From their small sea, the islanders spread across their planet. They appreciated, included, loved and transcended. As their world became too small to support them all, they expanded throughout their solar system until even that could no longer contain them….

Living on the First and Second Islands

In the course of any day each of us may “live” on any one or all three islands. We can shift from seeing the people around us as competitors, as potential labor or as creative partners in the space of an afternoon. We can go from volunteering at the local soup kitchen to road rage in a few minutes without recognizing that there is anything odd about our behavior.

We live in a world wherein the customer is often perceived to be an "other," essentially an enemy to be either consumed or enslaved. As customers ourselves, we have been taught to behave accordingly – caveat emptor (buyer beware).

Ours is a world in which even very smart people continue to believe that they can make anything happen with guile and force. We regularly behave as though we believe that really smart people can solve any problem, if everyone else will simply do as they are told.

We are surrounded by crazy people -people so convinced that they know what they are doing that they continue doing the same things over and over again while complaining about the results. Embarrassingly often, as Pogo wryly observed, “… they is us.” In general, our expectations are so low that even the value, much less the possibility, of living predominantly on the third island remains relatively unexplored.

When, as a society, we constrained the influence of democratic principles to the political sphere, we foredoomed the American experiment. Rather than learn how to mobilize the fundamental power underlying democracy and apply it in commerce, labor and family relationships, we reserved a place for sovereign authority throughout day-to-day life and assured that political democracy would eventually unravel under the pressure of special interests.
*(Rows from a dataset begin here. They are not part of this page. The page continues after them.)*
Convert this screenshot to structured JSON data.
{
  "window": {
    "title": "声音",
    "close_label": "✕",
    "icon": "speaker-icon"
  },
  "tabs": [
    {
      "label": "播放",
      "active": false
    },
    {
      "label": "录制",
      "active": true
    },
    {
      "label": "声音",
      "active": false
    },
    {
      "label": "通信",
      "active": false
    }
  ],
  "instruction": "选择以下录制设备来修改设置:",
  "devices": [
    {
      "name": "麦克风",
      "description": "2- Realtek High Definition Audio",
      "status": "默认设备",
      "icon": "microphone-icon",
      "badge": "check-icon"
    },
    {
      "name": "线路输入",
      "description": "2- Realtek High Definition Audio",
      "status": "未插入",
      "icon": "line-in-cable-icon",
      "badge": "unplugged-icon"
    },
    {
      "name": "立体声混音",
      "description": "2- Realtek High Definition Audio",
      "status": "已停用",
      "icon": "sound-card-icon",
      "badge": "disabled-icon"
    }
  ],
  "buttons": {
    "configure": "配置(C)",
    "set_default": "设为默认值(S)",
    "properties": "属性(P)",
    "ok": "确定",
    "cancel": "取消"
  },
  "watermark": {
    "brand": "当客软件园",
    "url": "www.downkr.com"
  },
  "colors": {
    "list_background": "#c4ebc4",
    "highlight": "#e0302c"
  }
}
Rather than promoting the evolution of democracy into a fully emergent process spanning society, we simply legitimized tyranny in the form of majorities and then figured out how to manipulate the system to tailor a majority. We educate our people from birth to use the tools of social manipulation rather than teach them how to create outcomes in which all the stakeholders win. We completely miss the irony in having freedom of speech without commonly having the skills to organize a productive, creative dialogue!
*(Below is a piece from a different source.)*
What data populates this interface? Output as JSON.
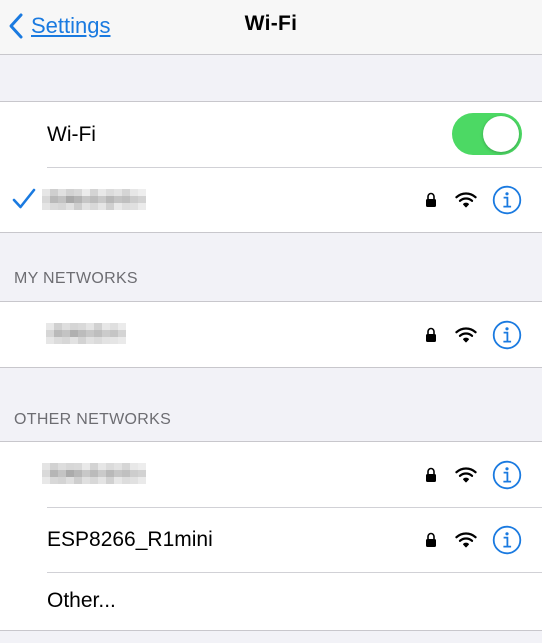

The cannibalistic ethos of eating people to sustain institutions is deeply embedded in our corporate system. It's a defining characteristic of what we call the free market; as though people were not integrally part of the system other than as a nutrient substrate. And we wonder why we have seemingly intractable social problems. A cultural ethos derived from “eat or be eaten,” however disguised or moderated, guarantees friction.
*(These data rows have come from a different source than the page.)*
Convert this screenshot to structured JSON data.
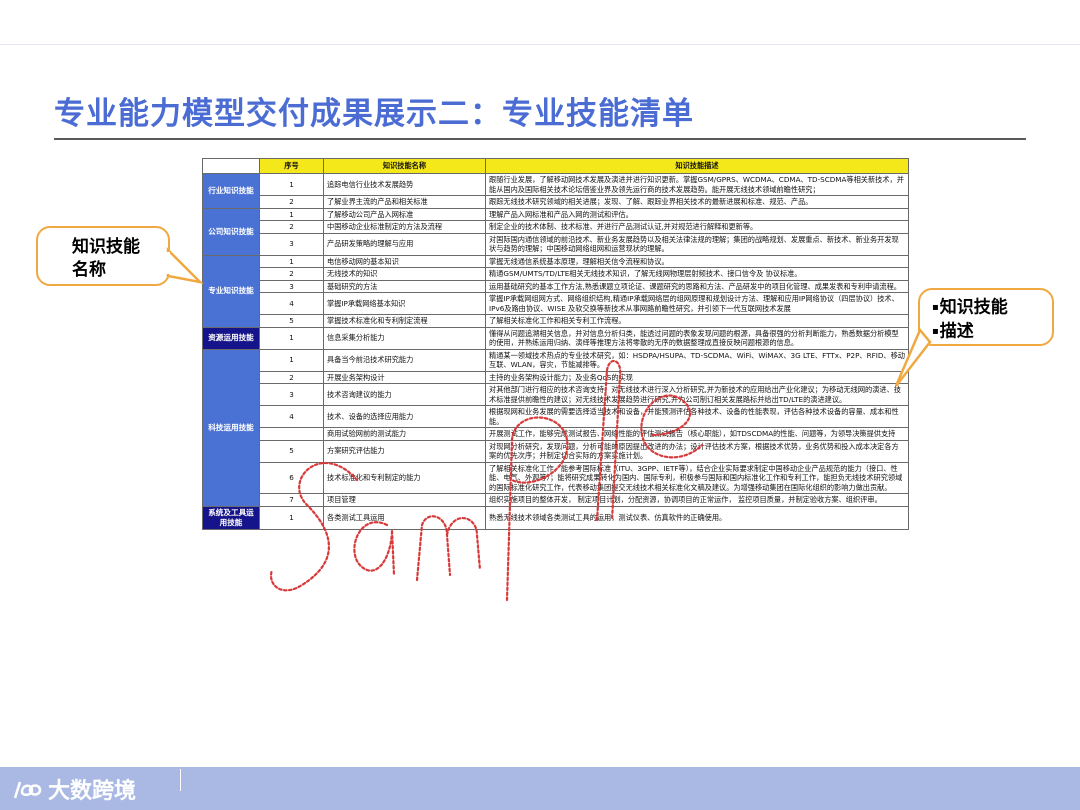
{
  "slide": {
    "title": "专业能力模型交付成果展示二：专业技能清单"
  },
  "table": {
    "headers": [
      "序号",
      "知识技能名称",
      "知识技能描述"
    ],
    "groups": [
      {
        "category": "行业知识技能",
        "style": "light",
        "rows": [
          [
            "1",
            "追踪电信行业技术发展趋势",
            "跟随行业发展，了解移动网技术发展及演进并进行知识更新。掌握GSM/GPRS、WCDMA、CDMA、TD-SCDMA等相关新技术，并能从国内及国际相关技术论坛借鉴业界及领先运行商的技术发展趋势。能开展无线技术领域前瞻性研究；"
          ],
          [
            "2",
            "了解业界主流的产品和相关标准",
            "跟踪无线技术研究领域的相关进展；发现、了解、跟踪业界相关技术的最新进展和标准、规范、产品。"
          ]
        ]
      },
      {
        "category": "公司知识技能",
        "style": "light",
        "rows": [
          [
            "1",
            "了解移动公司产品入网标准",
            "理解产品入网标准和产品入网的测试和评估。"
          ],
          [
            "2",
            "中国移动企业标准制定的方法及流程",
            "制定企业的技术体制、技术标准、并进行产品测试认证,并对规范进行解释和更新等。"
          ],
          [
            "3",
            "产品研发策略的理解与应用",
            "对国际国内通信领域的前沿技术、新业务发展趋势以及相关法律法规的理解；集团的战略规划、发展重点、新技术、新业务开发现状与趋势的理解；中国移动网络组网和运营现状的理解。"
          ]
        ]
      },
      {
        "category": "专业知识技能",
        "style": "light",
        "rows": [
          [
            "1",
            "电信移动网的基本知识",
            "掌握无线通信系统基本原理，理解相关信令流程和协议。"
          ],
          [
            "2",
            "无线技术的知识",
            "精通GSM/UMTS/TD/LTE相关无线技术知识，了解无线网物理层射频技术、接口信令及 协议标准。"
          ],
          [
            "3",
            "基础研究的方法",
            "运用基础研究的基本工作方法,熟悉课题立项论证、课题研究的思路和方法、产品研发中的项目化管理、成果发表和专利申请流程。"
          ],
          [
            "4",
            "掌握IP承载网络基本知识",
            "掌握IP承载网组网方式、网络组织结构,精通IP承载网络层的组网原理和规划设计方法、理解和应用IP网络协议（四层协议）技术、IPv6及路由协议、WISE 及软交换等新技术从事网路前瞻性研究，并引领下一代互联网技术发展"
          ],
          [
            "5",
            "掌握技术标准化和专利制定流程",
            "了解相关标准化工作和相关专利工作流程。"
          ]
        ]
      },
      {
        "category": "资源运用技能",
        "style": "dark",
        "rows": [
          [
            "1",
            "信息采集分析能力",
            "懂得从问题追溯相关信息，并对信息分析归类，能透过问题的表象发现问题的根源，具备很强的分析判断能力，熟悉数据分析模型的使用，并熟练运用归纳、演绎等推理方法将零散的无序的数据整理成直接反映问题根源的信息。"
          ]
        ]
      },
      {
        "category": "科技运用技能",
        "style": "light",
        "rows": [
          [
            "1",
            "具备当今前沿技术研究能力",
            "精通某一领域技术热点的专业技术研究，如：HSDPA/HSUPA、TD-SCDMA、WiFi、WiMAX、3G LTE、FTTx、P2P、RFID、移动互联、WLAN，容灾，节能减排等。"
          ],
          [
            "2",
            "开展业务架构设计",
            "主持的业务架构设计能力；及业务QoS的实现"
          ],
          [
            "3",
            "技术咨询建议的能力",
            "对其他部门进行相应的技术咨询支持；对无线技术进行深入分析研究,并为新技术的应用给出产业化建议；为移动无线网的演进、技术标准提供前瞻性的建议；对无线技术发展趋势进行研究,并为公司制订相关发展路标并给出TD/LTE的演进建议。"
          ],
          [
            "4",
            "技术、设备的选择应用能力",
            "根据现网和业务发展的需要选择适当技术和设备，并能预测评估各种技术、设备的性能表现，评估各种技术设备的容量、成本和性能。"
          ],
          [
            "",
            "商用试验网前的测试能力",
            "开展测试工作，能够完成测试报告、网络性能的评估测试报告（核心职能），如TDSCDMA的性能、问题等，为领导决策提供支持"
          ],
          [
            "5",
            "方案研究评估能力",
            "对现网分析研究，发现问题，分析可能的原因提出改进的办法；设计评估技术方案，根据技术优势，业务优势和投入成本决定各方案的优先次序；并制定切合实际的方案实施计划。"
          ],
          [
            "6",
            "技术标准化和专利制定的能力",
            "了解相关标准化工作，能参考国际标准（ITU、3GPP、IETF等），结合企业实际要求制定中国移动企业产品规范的能力（接口、性能、电气、外观等）；能将研究成果转化为国内、国际专利，积极参与国际和国内标准化工作和专利工作，能担负无线技术研究领域的国际标准化研究工作，代表移动集团提交无线技术相关标准化文稿及建议。为增强移动集团在国际化组织的影响力做出贡献。"
          ],
          [
            "7",
            "项目管理",
            "组织实施项目的整体开发， 制定项目计划，分配资源，协调项目的正常运作， 监控项目质量，并制定验收方案、组织评审。"
          ]
        ]
      },
      {
        "category": "系统及工具运用技能",
        "style": "dark",
        "rows": [
          [
            "1",
            "各类测试工具运用",
            "熟悉无线技术领域各类测试工具的运用，测试仪表、仿真软件的正确使用。"
          ]
        ]
      }
    ]
  },
  "callouts": {
    "left": [
      "知识技能",
      "名称"
    ],
    "right": [
      "知识技能",
      "描述"
    ]
  },
  "watermark": {
    "text": "Sample",
    "color": "#d83a3a"
  },
  "footer": {
    "brand": "大数跨境"
  },
  "colors": {
    "title": "#4a6cd3",
    "header": "#f5e81a",
    "category": "#4a72d4",
    "category_dark": "#15148a",
    "callout_border": "#f0a940",
    "footer": "#a9b9e3"
  }
}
Living on the Third Island

Living on the third island requires changes in both culture and practice. The reasons for going through the psychological and social changes necessary to do so are very simple. Imagine three boxers. The first has hands and feet that are at odds with each other over how much of the bodies total energy they will command. The second has hands and feet that will work with each other but only so long as the distribution of labor is fair. The third has hands and feet who regard themselves as the means to express a common intent. Which boxer would you put your money on? Most of us have watched struggles between boxers of the first two types -- the Soviet Union and the United States for instance. The disparity in performance is dramatic. The disparity in performance between the third and the first two is equally dramatic.

The only reasonable question is one of practicality. Is the emergent approach to life suggested in the model of the third island achievable? A great deal of existing research and practice strongly suggests that it is, but we will never know until we try. So are you ready to discover how to live an emergent life; a life without competition or conflict as we currently know them; wherein the only acceptable outcome of behavior is a better quality and experience of life for all the participants?